Auf­sicht­srat und Vor­stand ehrten anschließend zahlre­iche Mit­glieder, aber auch Fir­men und Insti­tu­tio­nen wie „Heco“-Schrauben oder die katholis­che Kirchenge­meinde Lauter­bach für 50, 55 und gar 60 Jahre Mit­glied­schaft.
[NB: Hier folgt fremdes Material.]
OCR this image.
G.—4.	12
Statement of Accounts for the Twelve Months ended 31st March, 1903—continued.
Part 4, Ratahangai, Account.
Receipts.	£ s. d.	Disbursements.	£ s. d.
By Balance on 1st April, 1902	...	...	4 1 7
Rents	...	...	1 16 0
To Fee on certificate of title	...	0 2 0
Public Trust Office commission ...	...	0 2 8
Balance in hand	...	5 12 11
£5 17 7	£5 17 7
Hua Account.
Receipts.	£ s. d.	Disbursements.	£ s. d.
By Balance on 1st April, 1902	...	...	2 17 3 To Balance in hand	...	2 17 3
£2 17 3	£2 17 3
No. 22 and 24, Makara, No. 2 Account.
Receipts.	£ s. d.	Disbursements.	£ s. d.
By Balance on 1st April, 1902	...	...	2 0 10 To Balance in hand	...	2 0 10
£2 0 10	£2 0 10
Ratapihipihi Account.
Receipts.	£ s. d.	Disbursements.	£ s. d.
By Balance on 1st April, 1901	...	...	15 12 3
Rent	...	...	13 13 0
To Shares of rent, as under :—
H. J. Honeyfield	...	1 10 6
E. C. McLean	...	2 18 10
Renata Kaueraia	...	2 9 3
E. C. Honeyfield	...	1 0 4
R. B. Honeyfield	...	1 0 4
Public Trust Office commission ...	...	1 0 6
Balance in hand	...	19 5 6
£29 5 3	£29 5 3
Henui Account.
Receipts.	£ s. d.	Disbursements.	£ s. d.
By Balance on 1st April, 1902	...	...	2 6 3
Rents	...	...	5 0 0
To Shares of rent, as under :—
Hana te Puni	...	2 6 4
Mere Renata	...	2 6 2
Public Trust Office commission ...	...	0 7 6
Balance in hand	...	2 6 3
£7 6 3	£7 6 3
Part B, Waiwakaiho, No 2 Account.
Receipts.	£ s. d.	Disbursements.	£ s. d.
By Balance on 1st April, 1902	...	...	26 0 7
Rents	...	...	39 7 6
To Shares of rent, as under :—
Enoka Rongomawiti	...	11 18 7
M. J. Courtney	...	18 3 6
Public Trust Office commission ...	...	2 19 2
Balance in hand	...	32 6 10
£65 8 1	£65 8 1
Dui do on de Sell“ unterhalten glänzend

Nach ein­er Pause unter­hiel­ten die schwäbis­chen Komik­erin­nen Petra Binder und Doris Reichenauer als „Dui do on de Sell“ mit dem Klas­sik­er aller komis­chen Duos: dem Ver­hält­nis von Mann und Frau. Dazu gehörte etwa die Fest­stel­lung über Män­ner: „Schlecht höre dend se guat!“  Eher selb­stkri­tisch auch die Erken­nt­nis, dass Selb­st­ge­spräche eigentlich ja gut sind, nur: „Schlecht isch, wenn‘ D ebbes Neus erfährsch!“ Und schließlich nach ein­er Zugabe der Rat an die Besuch­er beim Heim­fahren doch bitte den Gehweg zu benützen. Warum? „Die meis­chte Unfäll bassiere uff der Schtroß.“

Dui do on de de Selle wis­sen Bescheid über die Män­ner

Info: Die näch­ste Mit­gliederver­samm­lung ist am 14. Novem­ber in der Turn- und Fes­thalle in Dun­nin­gen, die let­zte am 28. Novem­ber in der Wald­mössinger Kastell­halle, jew­eils 19 Uhr.